Su último intento desesperado de llegar a Nueva York por avión, fue aún más dramático, porque sus amigos le prestaron el dinero para el boleto. Dijo que de este modo, como no tenía la menor intención de devolverles el préstamo, se estaba asegurando de que no regresaría. Metí sus maletas en la cajuela de mi coche y salimos para el aeropuerto de Burbank. Comentó que el avión no salía hasta las siete. Era temprano por la tarde y teníamos tiempo suficiente para meternos a un cine. Además, él quería darle un último vistazo a Hollywood Boulevard, el centro de nuestras vidas y actividades.

Fuimos a ver una película épica en technicolor y cinerama. Era una de esas películas insoportables y largas que parecía atraer toda la atención de Rodrigo. Cuando salimos del cine, ya estaba oscureciendo. Me fui a toda velocidad a Burbank en medio de un tránsito pesadísimo. Me exigió que tomáramos las calles en vez de la autopista, que a esas horas estaba congestionada. El avión despegó al llegar nosotros al aeropuerto. Fue la última gota. Sumiso y derrotado, Rodrigo fue a la caja y presentó su boleto para que se lo rembolsaran. La cajera escribió su nombre, le dio un recibo y le dijo que el dinero le llegaría dentro de seis a doce semanas desde Tennessee, donde se encontraban las oficinas de contaduría de la aerolínea.

Regresamos al edificio donde los dos vivíamos.

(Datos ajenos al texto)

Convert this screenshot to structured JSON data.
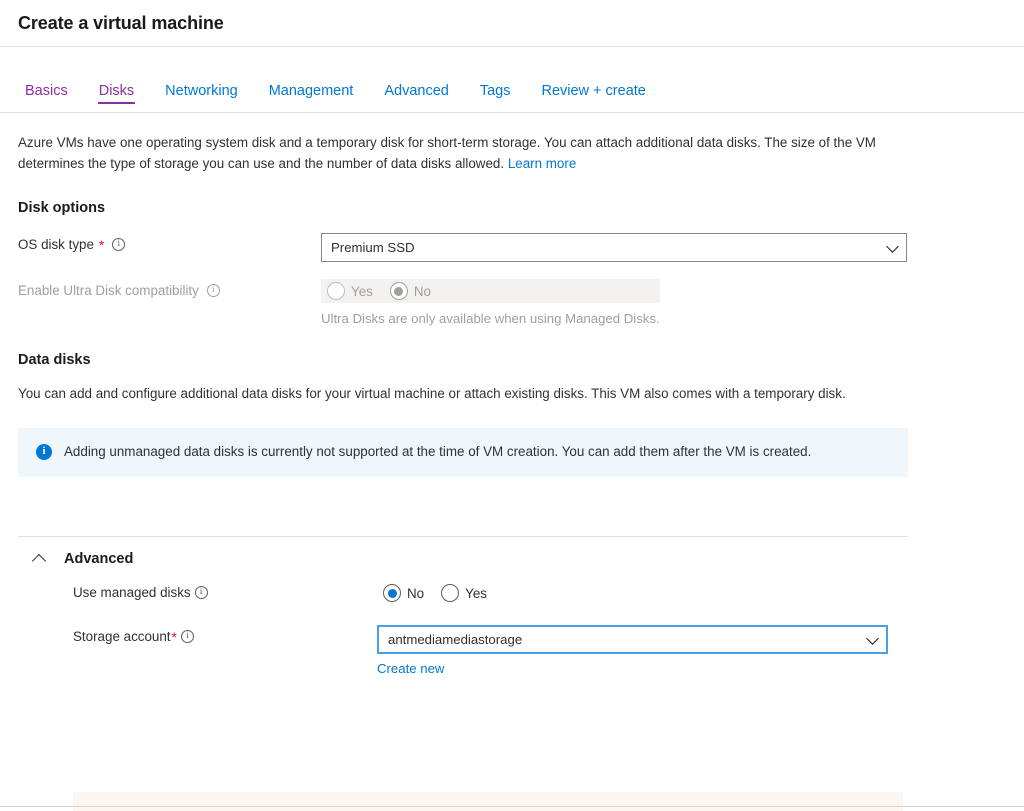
{
  "header": {
    "title": "Create a virtual machine"
  },
  "tabs": [
    {
      "label": "Basics",
      "state": "visited"
    },
    {
      "label": "Disks",
      "state": "active"
    },
    {
      "label": "Networking",
      "state": "default"
    },
    {
      "label": "Management",
      "state": "default"
    },
    {
      "label": "Advanced",
      "state": "default"
    },
    {
      "label": "Tags",
      "state": "default"
    },
    {
      "label": "Review + create",
      "state": "default"
    }
  ],
  "intro": {
    "text": "Azure VMs have one operating system disk and a temporary disk for short-term storage. You can attach additional data disks. The size of the VM determines the type of storage you can use and the number of data disks allowed.",
    "link_label": "Learn more"
  },
  "disk_options": {
    "heading": "Disk options",
    "os_disk_type": {
      "label": "OS disk type",
      "required_marker": "*",
      "value": "Premium SSD",
      "info_icon": "info-icon",
      "chevron_icon": "chevron-down-icon"
    },
    "ultra_disk": {
      "label": "Enable Ultra Disk compatibility",
      "info_icon": "info-icon",
      "options": [
        {
          "label": "Yes",
          "checked": false
        },
        {
          "label": "No",
          "checked": true
        }
      ],
      "hint": "Ultra Disks are only available when using Managed Disks.",
      "disabled": true
    }
  },
  "data_disks": {
    "heading": "Data disks",
    "description": "You can add and configure additional data disks for your virtual machine or attach existing disks. This VM also comes with a temporary disk.",
    "banner": {
      "icon": "info-circle-icon",
      "text": "Adding unmanaged data disks is currently not supported at the time of VM creation. You can add them after the VM is created.",
      "background_color": "#eff6fc",
      "icon_color": "#0078d4"
    }
  },
  "advanced": {
    "title": "Advanced",
    "collapse_icon": "chevron-up-icon",
    "expanded": true,
    "use_managed_disks": {
      "label": "Use managed disks",
      "info_icon": "info-icon",
      "options": [
        {
          "label": "No",
          "checked": true
        },
        {
          "label": "Yes",
          "checked": false
        }
      ]
    },
    "storage_account": {
      "label": "Storage account",
      "required_marker": "*",
      "info_icon": "info-icon",
      "value": "antmediamediastorage",
      "chevron_icon": "chevron-down-icon",
      "create_new_label": "Create new",
      "focused": true
    }
  },
  "colors": {
    "accent_blue": "#0078d4",
    "tab_visited_purple": "#8b2fa0",
    "required_red": "#e81123",
    "info_banner_bg": "#eff6fc",
    "warning_banner_bg": "#fdf6f0",
    "disabled_text": "#a19f9d"
  }
}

Como no se había despedido de nadie esta vez, por temor a la vergüenza, nadie ni siquiera se había dado cuenta de que había intentado irse una vez más. El único inconveniente era que había vendido su coche. Me pidió que lo llevara a la casa de sus padres, porque su papá iba a darle el dinero que había gastado en su boleto. Su padre siempre había sido, durante todo el tiempo que yo lo había conocido, el hombre que sacaba de apuros a Rodrigo en cada situación problemática que se metía. El eslogan del padre era: «¡No temas, Rodrigo padre te espera!» Después de oír la petición de Rodrigo de un préstamo para pagar su otro préstamo, el padre miró a mi amigo con la expresión más triste que jamás había visto yo. Él mismo estaba con terribles problemas económicos.